Select your lambda function as the destination and click save.
Approach 2:
Invalidate the cache by triggering a lambda using CodePipeline.
In this approach, the steps are pretty similar, but instead of S3 event notifications, our lambda function will be triggered by CodePipeline itself.
Step 1: Create Lambda function
Give a relevant name, select Python as a runtime environment, and select Create a new role.
Paste the below code in your lambda function and deploy it. There is no need to change anything in the code.
import json
import boto3
code_pipeline = boto3.client("codepipeline")

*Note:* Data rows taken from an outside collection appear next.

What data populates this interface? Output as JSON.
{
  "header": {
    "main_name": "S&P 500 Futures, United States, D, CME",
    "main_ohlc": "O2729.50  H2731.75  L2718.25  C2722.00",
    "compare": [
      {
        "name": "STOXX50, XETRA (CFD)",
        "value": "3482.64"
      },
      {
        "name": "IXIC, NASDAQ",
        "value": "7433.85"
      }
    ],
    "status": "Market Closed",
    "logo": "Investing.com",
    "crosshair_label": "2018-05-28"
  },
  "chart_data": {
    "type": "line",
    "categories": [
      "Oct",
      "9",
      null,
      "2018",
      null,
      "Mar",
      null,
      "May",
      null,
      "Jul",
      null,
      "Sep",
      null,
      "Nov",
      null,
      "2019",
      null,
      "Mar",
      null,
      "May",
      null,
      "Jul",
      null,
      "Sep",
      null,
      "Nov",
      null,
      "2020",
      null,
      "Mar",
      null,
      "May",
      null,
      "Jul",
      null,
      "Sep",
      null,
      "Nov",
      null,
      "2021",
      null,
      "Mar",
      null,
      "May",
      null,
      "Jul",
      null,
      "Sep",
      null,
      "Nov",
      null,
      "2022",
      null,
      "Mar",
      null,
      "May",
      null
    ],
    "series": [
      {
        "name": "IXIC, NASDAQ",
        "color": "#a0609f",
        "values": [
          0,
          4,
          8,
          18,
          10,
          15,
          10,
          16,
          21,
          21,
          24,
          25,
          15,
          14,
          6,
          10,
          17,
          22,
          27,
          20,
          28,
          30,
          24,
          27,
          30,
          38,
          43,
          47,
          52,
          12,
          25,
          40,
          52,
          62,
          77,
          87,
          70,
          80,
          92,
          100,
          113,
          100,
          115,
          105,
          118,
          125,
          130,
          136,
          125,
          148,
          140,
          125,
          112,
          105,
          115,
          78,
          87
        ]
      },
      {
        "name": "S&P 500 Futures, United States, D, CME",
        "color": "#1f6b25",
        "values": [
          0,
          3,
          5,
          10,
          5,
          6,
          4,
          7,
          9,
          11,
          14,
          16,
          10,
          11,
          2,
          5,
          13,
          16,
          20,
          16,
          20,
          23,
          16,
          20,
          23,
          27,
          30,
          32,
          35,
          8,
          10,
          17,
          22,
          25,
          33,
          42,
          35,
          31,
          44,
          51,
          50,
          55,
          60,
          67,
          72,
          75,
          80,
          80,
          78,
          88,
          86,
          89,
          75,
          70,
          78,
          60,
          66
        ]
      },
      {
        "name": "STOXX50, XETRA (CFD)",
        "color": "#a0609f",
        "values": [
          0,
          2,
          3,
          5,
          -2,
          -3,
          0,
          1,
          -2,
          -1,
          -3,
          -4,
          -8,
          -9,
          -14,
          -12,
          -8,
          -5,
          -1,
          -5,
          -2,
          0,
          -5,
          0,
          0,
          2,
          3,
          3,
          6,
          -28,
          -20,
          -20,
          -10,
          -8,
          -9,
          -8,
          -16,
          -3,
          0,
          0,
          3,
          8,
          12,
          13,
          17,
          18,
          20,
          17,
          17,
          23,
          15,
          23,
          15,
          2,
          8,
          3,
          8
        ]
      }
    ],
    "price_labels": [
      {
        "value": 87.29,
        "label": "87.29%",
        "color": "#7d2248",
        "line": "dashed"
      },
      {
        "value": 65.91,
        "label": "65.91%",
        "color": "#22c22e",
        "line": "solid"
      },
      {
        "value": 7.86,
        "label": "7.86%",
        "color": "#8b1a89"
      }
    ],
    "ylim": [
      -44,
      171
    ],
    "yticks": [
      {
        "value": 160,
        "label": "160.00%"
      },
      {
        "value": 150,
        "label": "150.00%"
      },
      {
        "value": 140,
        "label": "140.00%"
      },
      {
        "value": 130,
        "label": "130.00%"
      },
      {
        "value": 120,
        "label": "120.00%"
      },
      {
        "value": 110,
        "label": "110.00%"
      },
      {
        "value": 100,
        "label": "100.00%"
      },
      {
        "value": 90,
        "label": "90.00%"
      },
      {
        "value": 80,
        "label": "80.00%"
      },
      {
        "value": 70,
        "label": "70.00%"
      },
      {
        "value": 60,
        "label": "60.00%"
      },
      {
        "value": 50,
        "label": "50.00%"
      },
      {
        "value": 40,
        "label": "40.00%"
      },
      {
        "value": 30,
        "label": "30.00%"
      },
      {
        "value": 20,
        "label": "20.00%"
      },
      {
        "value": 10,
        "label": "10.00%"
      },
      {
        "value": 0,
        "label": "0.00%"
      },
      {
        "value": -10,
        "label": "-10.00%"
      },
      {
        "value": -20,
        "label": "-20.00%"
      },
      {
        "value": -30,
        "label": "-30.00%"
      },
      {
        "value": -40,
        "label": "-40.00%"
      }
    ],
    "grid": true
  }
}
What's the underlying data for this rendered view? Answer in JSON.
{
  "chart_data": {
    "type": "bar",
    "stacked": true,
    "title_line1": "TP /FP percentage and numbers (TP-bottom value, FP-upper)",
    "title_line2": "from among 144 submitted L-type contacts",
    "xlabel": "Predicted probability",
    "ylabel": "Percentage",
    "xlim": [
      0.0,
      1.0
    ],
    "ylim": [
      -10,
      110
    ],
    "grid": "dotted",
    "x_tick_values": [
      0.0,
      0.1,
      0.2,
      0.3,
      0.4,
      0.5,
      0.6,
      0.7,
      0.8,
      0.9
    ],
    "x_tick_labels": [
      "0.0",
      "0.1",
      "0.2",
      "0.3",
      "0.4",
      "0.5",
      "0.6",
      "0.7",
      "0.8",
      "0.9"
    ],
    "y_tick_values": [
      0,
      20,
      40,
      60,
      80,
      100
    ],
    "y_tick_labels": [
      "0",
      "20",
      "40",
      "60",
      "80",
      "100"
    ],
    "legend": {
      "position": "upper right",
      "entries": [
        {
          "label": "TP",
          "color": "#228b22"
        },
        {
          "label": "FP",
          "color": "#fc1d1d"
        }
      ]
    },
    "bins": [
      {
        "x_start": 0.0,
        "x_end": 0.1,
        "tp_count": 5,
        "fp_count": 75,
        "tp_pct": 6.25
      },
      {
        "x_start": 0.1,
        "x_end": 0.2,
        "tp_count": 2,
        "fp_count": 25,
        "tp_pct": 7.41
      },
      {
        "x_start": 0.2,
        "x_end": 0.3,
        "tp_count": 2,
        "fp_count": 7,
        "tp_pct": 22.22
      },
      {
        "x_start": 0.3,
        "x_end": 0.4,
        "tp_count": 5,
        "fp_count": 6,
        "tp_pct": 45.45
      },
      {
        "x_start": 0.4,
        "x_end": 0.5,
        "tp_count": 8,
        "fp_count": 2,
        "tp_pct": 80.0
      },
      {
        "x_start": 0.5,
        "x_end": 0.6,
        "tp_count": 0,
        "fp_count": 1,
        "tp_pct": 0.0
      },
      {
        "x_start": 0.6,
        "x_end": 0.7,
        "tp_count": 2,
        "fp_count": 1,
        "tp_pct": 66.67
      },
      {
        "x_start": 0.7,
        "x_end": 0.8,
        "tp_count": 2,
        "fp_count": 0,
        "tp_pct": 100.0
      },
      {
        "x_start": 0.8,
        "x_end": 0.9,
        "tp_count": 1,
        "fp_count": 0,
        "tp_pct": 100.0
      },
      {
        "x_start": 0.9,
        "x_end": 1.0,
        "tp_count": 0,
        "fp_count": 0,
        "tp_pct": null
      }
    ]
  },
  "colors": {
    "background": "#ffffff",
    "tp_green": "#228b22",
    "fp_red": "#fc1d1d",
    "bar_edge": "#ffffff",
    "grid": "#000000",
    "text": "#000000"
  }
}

cloud_front = boto3.client("cloudfront")
def lambda_handler(event, context):
job_id = event["CodePipeline.job"]["id"]
try:
user_params = json.loads(
event["CodePipeline.job"]
["data"]
["actionConfiguration"]
["configuration"]
["UserParameters"]
)
cloud_front.create_invalidation(
DistributionId=user_params["distributionId"],
InvalidationBatch={
"Paths": {
"Quantity": len(user_params["objectPaths"]),
"Items": user_params["objectPaths"],
},
"CallerReference": event["CodePipeline.job"]["id"],
},
)
except Exception as e:
code_pipeline.put_job_failure_result(
jobId=job_id,
failureDetails={
"type": "JobFailed",
"message": str(e),
},
)
else:
code_pipeline.put_job_success_result(
jobId=job_id,
)
Step 2: Assign required permissions
Go to your lambda IAM role and attach an inline policy for lambda to invalidate cache. Replace ACCOUNT_ID and DISTRIBUTION_ID with your values.
{
"Version": "2012-10-17",
"Statement": [
{
"Sid": "VisualEditor0",
"Effect": "Allow",
"Action": [
"logs:CreateLogGroup",
"cloudfront:CreateInvalidation"
],
"Resource": [
"arn:aws:logs:us-east-1:ACCOUNT_ID:*",
"arn:aws:cloudfront::ACCOUNT_ID:distribution/DISTRIBUTION_ID"
]
},
{
"Sid": "VisualEditor1",
"Effect": "Allow",
"Action": [
"codepipeline:PutJobFailureResult",
"codepipeline:PutJobSuccessResult"
],
"Resource": "*"
},
{
"Sid": "VisualEditor2",
"Effect": "Allow",
"Action": [
"logs:CreateLogStream",
"logs:PutLogEvents"
],
"Resource": "arn:aws:lambda:us-east-1:ACCOUNT_ID:function:InvalidationCachePipeline:*"
}
]
}
Step 3: Configure CodePipeline
In order to automate the cache invalidation process, we will be adding a new stage to our code pipeline. Navigate to your frontend pipeline and click on Edit button.
Click on “Add stage” to add a new stage after deploying content to Amazon S3.
Name the stage “Cache-Invalidate” and add an action group.
Specify action name of your choice
Action Provider: AWS Lambda
Region: Your region
Input Artifacts: Select buildartifact
Function Name: Select your function
User Parameters: Specify your distribution ID and object path to be invalidated.
{"distributionId": "1234567890","objectPaths":["/*"]}
Click done, and save your pipeline. Now, it’s time it's done, whenever the pipeline is triggered the Cloudfront will invalidate once the deployment is done.
Hurray😍 our workflow is working as expected and our lambda function created new invalidation for our cloudfront distribution.